Computer science concepts aren't tied down to a language. Loops for example, aren't something specific to C++. Because it is such a fundamental construct, every real (Turing complete) language implements it in some manner. C++ has while and for loops. Python, for example has no direct equivalent to C++'s for loop. But it has a foreach loop, that allows iteration over a sequence. The same computer science concept is expressed differently in Python. But it is the same, language independent concept.

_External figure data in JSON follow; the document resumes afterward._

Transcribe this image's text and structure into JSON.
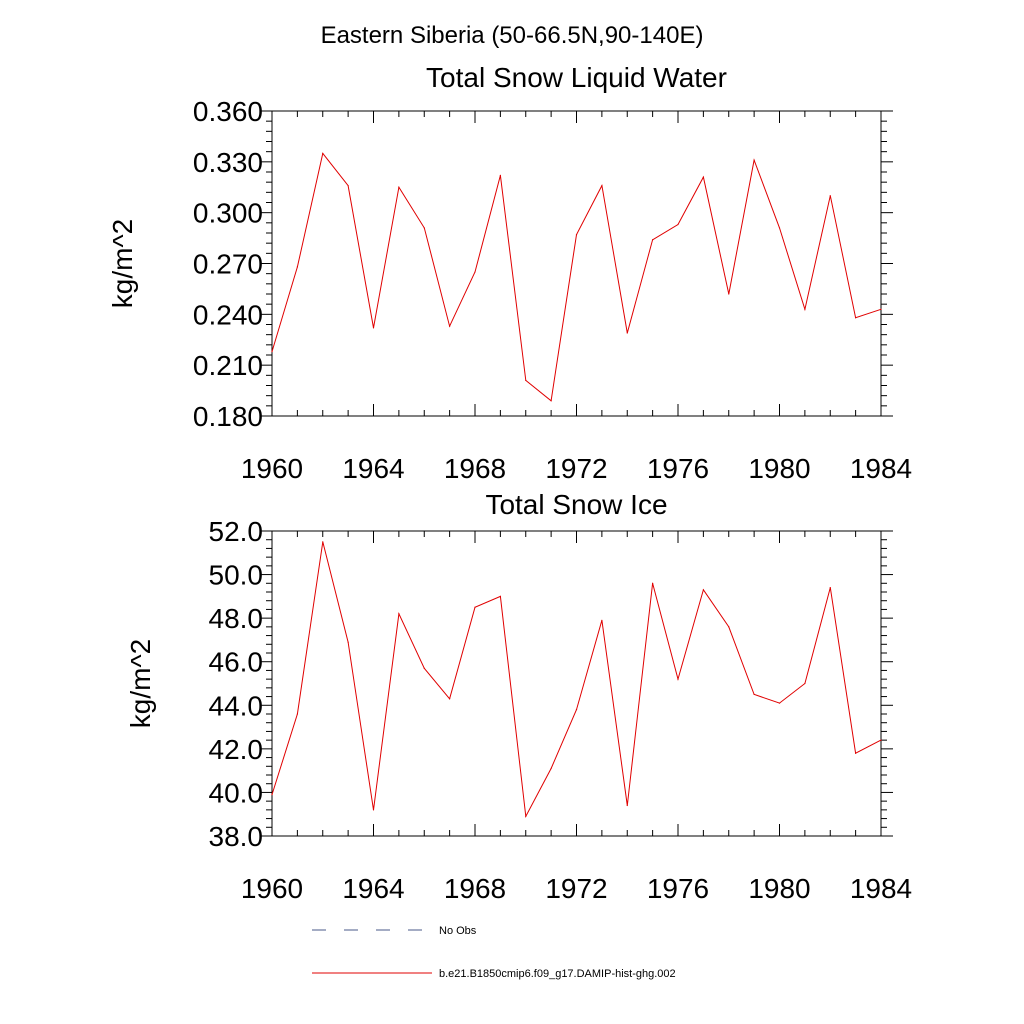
{
  "header": {
    "region_title": "Eastern Siberia (50-66.5N,90-140E)"
  },
  "chart_data": [
    {
      "type": "line",
      "title": "Total Snow Liquid Water",
      "ylabel": "kg/m^2",
      "xlabel": "",
      "xlim": [
        1960,
        1984
      ],
      "ylim": [
        0.18,
        0.36
      ],
      "x_ticks": [
        "1960",
        "1964",
        "1968",
        "1972",
        "1976",
        "1980",
        "1984"
      ],
      "y_ticks": [
        "0.180",
        "0.210",
        "0.240",
        "0.270",
        "0.300",
        "0.330",
        "0.360"
      ],
      "x": [
        1960,
        1961,
        1962,
        1963,
        1964,
        1965,
        1966,
        1967,
        1968,
        1969,
        1970,
        1971,
        1972,
        1973,
        1974,
        1975,
        1976,
        1977,
        1978,
        1979,
        1980,
        1981,
        1982,
        1983,
        1984
      ],
      "series": [
        {
          "name": "b.e21.B1850cmip6.f09_g17.DAMIP-hist-ghg.002",
          "color": "#e00000",
          "values": [
            0.218,
            0.268,
            0.335,
            0.316,
            0.232,
            0.315,
            0.291,
            0.233,
            0.265,
            0.322,
            0.201,
            0.189,
            0.287,
            0.316,
            0.229,
            0.284,
            0.293,
            0.321,
            0.252,
            0.331,
            0.291,
            0.243,
            0.31,
            0.238,
            0.243
          ]
        }
      ]
    },
    {
      "type": "line",
      "title": "Total Snow Ice",
      "ylabel": "kg/m^2",
      "xlabel": "",
      "xlim": [
        1960,
        1984
      ],
      "ylim": [
        38.0,
        52.0
      ],
      "x_ticks": [
        "1960",
        "1964",
        "1968",
        "1972",
        "1976",
        "1980",
        "1984"
      ],
      "y_ticks": [
        "38.0",
        "40.0",
        "42.0",
        "44.0",
        "46.0",
        "48.0",
        "50.0",
        "52.0"
      ],
      "x": [
        1960,
        1961,
        1962,
        1963,
        1964,
        1965,
        1966,
        1967,
        1968,
        1969,
        1970,
        1971,
        1972,
        1973,
        1974,
        1975,
        1976,
        1977,
        1978,
        1979,
        1980,
        1981,
        1982,
        1983,
        1984
      ],
      "series": [
        {
          "name": "b.e21.B1850cmip6.f09_g17.DAMIP-hist-ghg.002",
          "color": "#e00000",
          "values": [
            39.9,
            43.6,
            51.5,
            46.9,
            39.2,
            48.2,
            45.7,
            44.3,
            48.5,
            49.0,
            38.9,
            41.1,
            43.8,
            47.9,
            39.4,
            49.6,
            45.2,
            49.3,
            47.6,
            44.5,
            44.1,
            45.0,
            49.4,
            41.8,
            42.4
          ]
        }
      ]
    }
  ],
  "legend": {
    "items": [
      {
        "label": "No Obs",
        "style": "dashed",
        "color": "#4a5a8a"
      },
      {
        "label": "b.e21.B1850cmip6.f09_g17.DAMIP-hist-ghg.002",
        "style": "solid",
        "color": "#e00000"
      }
    ]
  }
}
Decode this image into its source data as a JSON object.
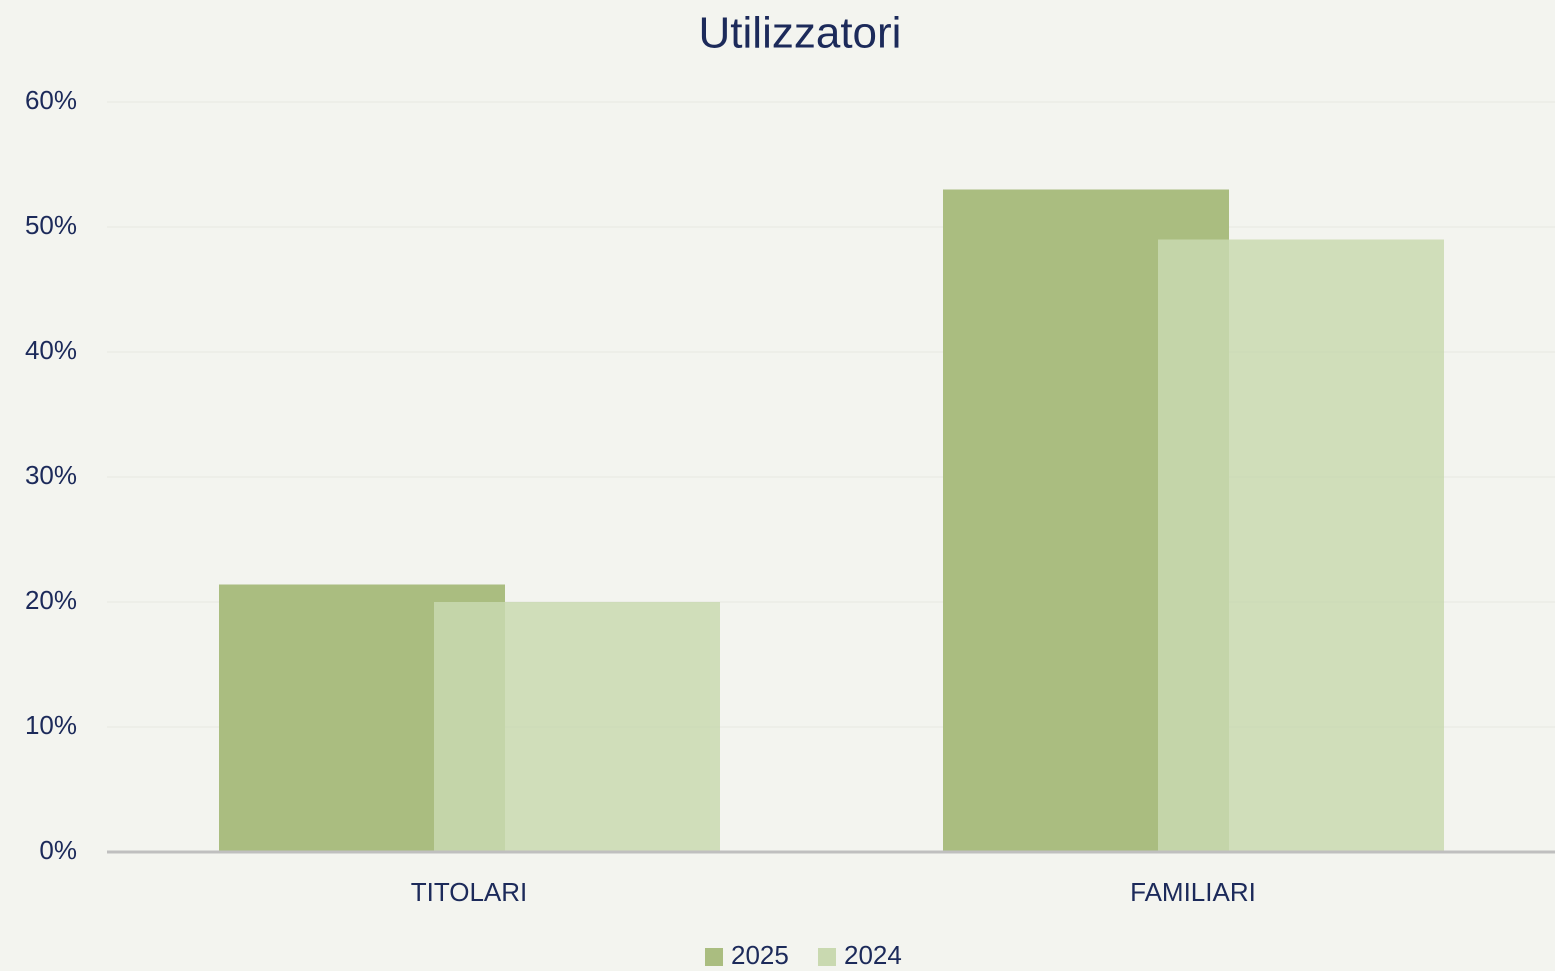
{
  "chart_data": {
    "type": "bar",
    "title": "Utilizzatori",
    "categories": [
      "TITOLARI",
      "FAMILIARI"
    ],
    "series": [
      {
        "name": "2025",
        "color": "#aabd80",
        "values": [
          21.4,
          53
        ]
      },
      {
        "name": "2024",
        "color": "#c9d9b0",
        "values": [
          20,
          49
        ]
      }
    ],
    "ylim": [
      0,
      60
    ],
    "yticks": [
      {
        "value": 0,
        "label": "0%"
      },
      {
        "value": 10,
        "label": "10%"
      },
      {
        "value": 20,
        "label": "20%"
      },
      {
        "value": 30,
        "label": "30%"
      },
      {
        "value": 40,
        "label": "40%"
      },
      {
        "value": 50,
        "label": "50%"
      },
      {
        "value": 60,
        "label": "60%"
      }
    ],
    "grid": true,
    "legend": "bottom"
  }
}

Data structures and algorithms will be your first real computer science course. Yes, C++ may be used. Or maybe another C like language. But you won't be focusing on C++. You'll be focusing on CS concepts. DS&A also happens to be a fundamental course, and a foundation course. You can simplistically describe an approach to CS problems as: figure out data structures needed, and then the algorithms to operate on those data structures. You cannot proceed without going through DS&A.
Your past two courses focused on getting C++ syntax right. So none of your problem sets/homework assignments really tested your ability to solve arbitrary problems and to be able to visualize an implementation for it. This is a second turning point for most aspiring computer science students. If you don't like programming itself, well that's that. But you also have to be able to visualize a solution to an arbitrary problem. It won't be, okay here's a problem, let's look up a similar problem in the textbook and reuse the code. You're given a number of concepts (data structures and algorithms), and you need to put them together arbitrarily to solve your problem at hand. For some people, this is straightforward, and for some people, it's pretty much impossible. They get the programming syntax. They understand the concept of a certain structure. They just can't put 2 and 2 together.
That's why, you should take this course early on. You'll know for certain if you like computer science. You'll also have the critical foundation necessary for other CS courses.
Because this is primarily a critical thinking course, try to find either classmates who you know for sure are able to handle the concepts easily and breeze through the course, or work with your TAs and professors.
It would be really bad if your C++ is shaky. Or whatever language is used in DS&A course. If it's C++, get a good C++ book. C++ Primer (4th Edition) by Lippman is golden. Accelerated C++ by Koenig is another quality book, but it's more like a book you learn from than a reference book. There's other advanced C++ books to have, but you don't really need them for the DS&A course.